Langkah terakhir namun tak kalah penting adalah membangun kesadaran kolektif tentang pentingnya inklusivitas melalui media dan budaya lokal. Desa dapat menggelar kampanye publik, pertunjukan seni, lomba cerita rakyat, atau film pendek yang mengangkat tema keberagaman dan penerimaan terhadap disabilitas. Media komunitas seperti radio lokal, mading desa, hingga grup WhatsApp RT juga bisa menjadi sarana menyebarkan narasi positif tentang hak dan potensi penyandang disabilitas.
Perubahan budaya adalah kunci utama dalam menciptakan harmoni sosial yang berkelanjutan. Dengan menyasar cara berpikir masyarakat, upaya pembangunan inklusif akan lebih mudah diterima dan dijalankan bersama-sama. Anak-anak muda desa juga bisa dilibatkan dalam proyek kreatif seperti membuat podcast, video edukatif, atau konten media sosial yang mempromosikan nilai toleransi dan kesetaraan. Langkah-langkah kecil ini jika dilakukan secara konsisten, akan melahirkan generasi desa yang lebih terbuka, sadar hak, dan saling menghargai.

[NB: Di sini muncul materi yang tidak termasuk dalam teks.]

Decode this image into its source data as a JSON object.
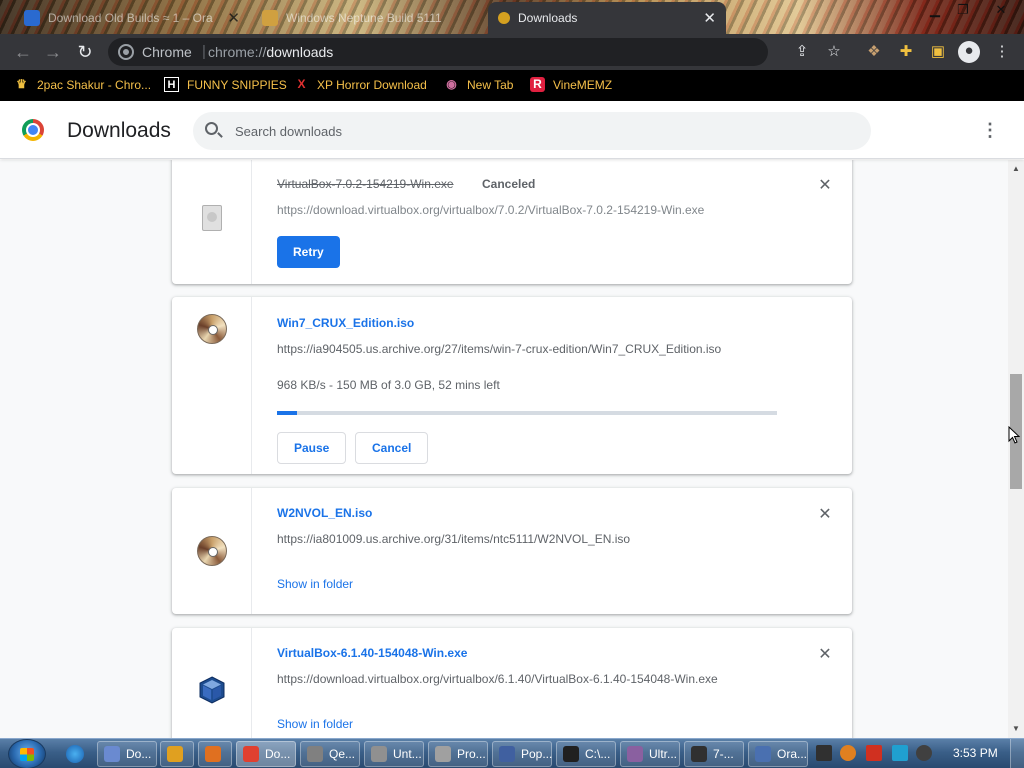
{
  "tabs": [
    {
      "title": "Download Old Builds ≈ 1 – Ora",
      "active": false,
      "favicon_color": "#2a6ad0"
    },
    {
      "title": "Windows Neptune Build 5111",
      "active": false,
      "favicon_color": "#d0a040"
    },
    {
      "title": "Downloads",
      "active": true,
      "favicon_color": "#d4a020"
    }
  ],
  "toolbar": {
    "back_icon": "back-arrow-icon",
    "forward_icon": "forward-arrow-icon",
    "reload_icon": "reload-icon",
    "omnibox_site": "Chrome",
    "omnibox_separator": "|",
    "omnibox_url_scheme": "chrome://",
    "omnibox_url_path": "downloads"
  },
  "bookmarks": [
    {
      "label": "2pac Shakur - Chro...",
      "icon": "tupac-icon",
      "icon_glyph": "♛",
      "color": "#f0c040"
    },
    {
      "label": "FUNNY SNIPPIES",
      "icon": "h-icon",
      "icon_glyph": "H",
      "color": "#ffffff"
    },
    {
      "label": "XP Horror Download",
      "icon": "x-icon",
      "icon_glyph": "X",
      "color": "#e03030"
    },
    {
      "label": "New Tab",
      "icon": "globe-icon",
      "icon_glyph": "◉",
      "color": "#d070a0"
    },
    {
      "label": "VineMEMZ",
      "icon": "r-icon",
      "icon_glyph": "R",
      "color": "#e02040"
    }
  ],
  "downloads_page": {
    "title": "Downloads",
    "search_placeholder": "Search downloads",
    "menu_icon": "more-vert-icon"
  },
  "downloads": [
    {
      "file_name": "VirtualBox-7.0.2-154219-Win.exe",
      "status_tag": "Canceled",
      "url": "https://download.virtualbox.org/virtualbox/7.0.2/VirtualBox-7.0.2-154219-Win.exe",
      "icon": "generic-file-icon",
      "button": "Retry",
      "close_glyph": "✕"
    },
    {
      "file_name": "Win7_CRUX_Edition.iso",
      "url": "https://ia904505.us.archive.org/27/items/win-7-crux-edition/Win7_CRUX_Edition.iso",
      "progress_text": "968 KB/s - 150 MB of 3.0 GB, 52 mins left",
      "progress_fraction": 0.04,
      "icon": "disc-image-icon",
      "buttons": [
        "Pause",
        "Cancel"
      ]
    },
    {
      "file_name": "W2NVOL_EN.iso",
      "url": "https://ia801009.us.archive.org/31/items/ntc5111/W2NVOL_EN.iso",
      "icon": "disc-image-icon",
      "link": "Show in folder",
      "close_glyph": "✕"
    },
    {
      "file_name": "VirtualBox-6.1.40-154048-Win.exe",
      "url": "https://download.virtualbox.org/virtualbox/6.1.40/VirtualBox-6.1.40-154048-Win.exe",
      "icon": "virtualbox-icon",
      "link": "Show in folder",
      "close_glyph": "✕"
    }
  ],
  "taskbar": {
    "pinned": [
      "internet-explorer-icon"
    ],
    "buttons": [
      {
        "label": "Do...",
        "icon": "explorer-icon",
        "active": false,
        "color": "#6a8ad0"
      },
      {
        "label": "",
        "icon": "media-player-icon",
        "active": false,
        "color": "#e0a020"
      },
      {
        "label": "",
        "icon": "paint-icon",
        "active": false,
        "color": "#e07020"
      },
      {
        "label": "Do...",
        "icon": "chrome-icon",
        "active": true,
        "color": "#e04030"
      },
      {
        "label": "Qe...",
        "icon": "qemu-icon",
        "active": false,
        "color": "#808080"
      },
      {
        "label": "Unt...",
        "icon": "untitled-icon",
        "active": false,
        "color": "#909090"
      },
      {
        "label": "Pro...",
        "icon": "properties-icon",
        "active": false,
        "color": "#a0a0a0"
      },
      {
        "label": "Pop...",
        "icon": "popup-icon",
        "active": false,
        "color": "#4060a0"
      },
      {
        "label": "C:\\...",
        "icon": "cmd-icon",
        "active": false,
        "color": "#202020"
      },
      {
        "label": "Ultr...",
        "icon": "ultraiso-icon",
        "active": false,
        "color": "#8a60a0"
      },
      {
        "label": "7-...",
        "icon": "7zip-icon",
        "active": false,
        "color": "#303030"
      },
      {
        "label": "Ora...",
        "icon": "virtualbox-icon",
        "active": false,
        "color": "#4a70b0"
      }
    ],
    "tray_icons": [
      "unknown-tray-icon",
      "tools-tray-icon",
      "flag-tray-icon",
      "monitor-tray-icon",
      "volume-tray-icon"
    ],
    "clock": "3:53 PM"
  }
}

Desa inklusi adalah wujud konkret dari masyarakat yang adil dan harmonis bagi semua kalangan. Ketika penyandang disabilitas diberikan ruang yang setara untuk tumbuh dan berkontribusi, maka kualitas sosial desa akan meningkat secara menyeluruh. Yuk, mulai langkah kecil dari desa untuk masa depan Indonesia yang lebih setara dan berkeadilan!